271 commits | 3 contributors | CDM v5.4 | Vocabulary v5.0 (Feb 2025)

What's New for Researchers

Stable Patient Identities

Patient identifiers (person_id) are now stable across data loads. Previously, person IDs could shift between ETL runs as new data arrived. The new identity stabilization system uses graph-based clustering to resolve patients across CDW and Epic sources, ensuring that a person_id assigned today remains the same in future releases.

What this means for you:

  • Longitudinal studies can safely reference person_id across data refreshes
  • Patient cohorts built in ATLAS or SQL will not silently break between loads
  • Cross-source patient matching (CDW + Epic) is now systematically resolved rather than heuristic

HIPAA-Compliant De-identification

Location and care site data now follows Safe Harbor de-identification standards:

  • Patient addresses are reduced to ZIP3 (first 3 digits only)
  • Care site names and source values are masked
  • Facility addresses are preserved at full granularity (publicly available information)
  • Latitude/longitude values are removed for person-linked locations
  • International addresses receive additional suppression

Improved Data Quality Infrastructure

  • Cross-project subsampling — a new testing paradigm lets the team validate ETL changes against representative patient subsets before full production runs
  • Safety guards prevent accidental subsample execution against production data
  • Mock production mode enables zero-row validation of pipeline logic across all dbt projects

Vocabulary Updates

  • Vocabulary tables reloaded with v5.0 (February 2025)
  • CPT4 vocabulary jar processing completed
  • source_to_concept_map table structure updated with additional fields
  • Athena partitioning switched from date to year/month for improved query performance

ETL Fixes

  • Corrected Epic identity type mapping (14 → 914)
  • Provider model refactored with COALESCE-based merging (Epic priority)
  • Fixed race and gender concept ID test conditions across projects
  • Resolved duplicate person records linked to location assignments
  • Increased address_1 field to 255 characters

Technical Changelog

Patient Identity Stabilization (~80 commits)

New dbt project: EmoryPatientIdentityStabilization

A ground-up identity resolution system built on graph-based clustering. Resolves patient identities across CDW and Epic sources using connected components analysis.

Architecture:

  • Bronze layer — raw intake of identity evidence from CDW and Epic
  • Silver layer — change detection, edge construction, delta event tracking
  • Gold layer — resolved person identifiers, stable across loads
  • Clustering layer — Python connected components algorithm against Redshift/Athena

Key components:

  • identity_id_delta_events — tracks identity changes over time
  • epic_pat_merge_events / epic_pat_identity_events — Epic-specific identity event models
  • run_connected_components.py — graph clustering pipeline
  • identity_graph_clustering.py — core clustering algorithm
  • Fellegi-Sunter match weight scoring for linkage quality assessment
  • SSID tracer diagnostic tool for step-by-step identity tracing
  • Evidence intake pipeline with QC, conflict detection, and clustering integration
  • Merge/unmerge tracking and cluster stability monitoring

Testing:

  • Comprehensive seed-based unit testing with get_source macro for test vs. production routing
  • Test cases for AUTHORITY_WINS, re-attach events, merge evidence scenarios
  • run_unit_test_pipeline.py orchestrator

Documentation: 20-section project documentation covering design principles, architecture, glossary, operational procedures, and known limitations.

Versioned internally: v0.3.0 → v0.4.0 → v0.5.0 (no git tags)

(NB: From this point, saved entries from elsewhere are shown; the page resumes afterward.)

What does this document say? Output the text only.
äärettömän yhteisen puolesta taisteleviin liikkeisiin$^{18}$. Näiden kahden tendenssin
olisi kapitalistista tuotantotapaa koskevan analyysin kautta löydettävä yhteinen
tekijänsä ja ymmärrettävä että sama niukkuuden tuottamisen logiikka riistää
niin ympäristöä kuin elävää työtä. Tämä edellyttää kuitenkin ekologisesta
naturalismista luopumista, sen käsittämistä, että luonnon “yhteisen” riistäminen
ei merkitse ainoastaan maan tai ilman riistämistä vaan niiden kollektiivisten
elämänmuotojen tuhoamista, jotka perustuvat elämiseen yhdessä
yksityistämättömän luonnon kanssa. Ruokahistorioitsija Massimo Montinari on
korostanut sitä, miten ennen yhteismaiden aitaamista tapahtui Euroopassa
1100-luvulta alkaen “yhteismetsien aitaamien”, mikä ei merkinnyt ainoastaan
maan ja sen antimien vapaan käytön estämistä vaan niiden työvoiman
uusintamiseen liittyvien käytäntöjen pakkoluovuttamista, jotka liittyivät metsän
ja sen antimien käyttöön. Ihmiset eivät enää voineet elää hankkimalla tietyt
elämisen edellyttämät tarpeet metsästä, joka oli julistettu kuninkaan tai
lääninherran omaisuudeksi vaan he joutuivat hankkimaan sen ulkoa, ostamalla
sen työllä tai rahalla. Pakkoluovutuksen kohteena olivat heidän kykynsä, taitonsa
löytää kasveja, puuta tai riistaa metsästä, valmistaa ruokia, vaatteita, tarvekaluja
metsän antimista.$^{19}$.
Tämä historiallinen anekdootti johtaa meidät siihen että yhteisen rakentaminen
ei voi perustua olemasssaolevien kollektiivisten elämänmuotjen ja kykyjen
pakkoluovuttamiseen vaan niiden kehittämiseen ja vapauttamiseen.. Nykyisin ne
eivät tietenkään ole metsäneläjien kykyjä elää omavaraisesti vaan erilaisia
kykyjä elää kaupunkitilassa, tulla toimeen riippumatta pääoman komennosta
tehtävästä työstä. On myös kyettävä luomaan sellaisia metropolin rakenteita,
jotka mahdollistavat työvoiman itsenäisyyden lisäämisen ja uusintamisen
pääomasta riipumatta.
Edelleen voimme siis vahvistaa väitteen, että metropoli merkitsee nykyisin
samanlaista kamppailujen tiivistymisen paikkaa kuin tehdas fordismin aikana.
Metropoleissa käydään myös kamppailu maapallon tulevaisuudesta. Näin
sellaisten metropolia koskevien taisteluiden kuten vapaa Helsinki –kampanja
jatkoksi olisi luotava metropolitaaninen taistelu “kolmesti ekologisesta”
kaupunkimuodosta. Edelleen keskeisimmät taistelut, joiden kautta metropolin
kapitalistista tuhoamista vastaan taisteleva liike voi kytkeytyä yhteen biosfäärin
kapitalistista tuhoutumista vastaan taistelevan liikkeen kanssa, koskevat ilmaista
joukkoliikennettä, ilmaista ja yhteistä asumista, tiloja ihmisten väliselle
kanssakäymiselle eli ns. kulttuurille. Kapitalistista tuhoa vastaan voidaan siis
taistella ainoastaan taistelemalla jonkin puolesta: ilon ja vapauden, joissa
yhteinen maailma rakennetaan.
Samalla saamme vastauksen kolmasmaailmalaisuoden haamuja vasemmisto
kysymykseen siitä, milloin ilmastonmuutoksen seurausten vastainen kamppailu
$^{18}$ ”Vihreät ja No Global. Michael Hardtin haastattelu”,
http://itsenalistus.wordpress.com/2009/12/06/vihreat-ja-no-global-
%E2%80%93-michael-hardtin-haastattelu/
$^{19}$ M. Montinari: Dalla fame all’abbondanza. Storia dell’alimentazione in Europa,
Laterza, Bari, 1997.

Patient Ingest Pipeline (~15 commits)

New dbt project: EmoryPatientIngest

Centralizes patient demographic ingestion, replacing the legacy deident_driver approach.

  • identity_person_map model backed by identity stabilization gold layer
  • patient_exclusions model filtering new Epic IDs that would reuse existing person_ids
  • Deterministic person_id assignment using GREATEST(MAX(person_id)) for incremental runs
  • Deduplication and quarantine handling for duplicate identity_person_map rows
  • lkp_master_patient_rebuilt model in CDW, integrated across Epic, PatientIngest, Identity Stabilization, and Enterprise projects
HIPAA De-identification (~35 commits)

Stored procedures for location and care site de-identification.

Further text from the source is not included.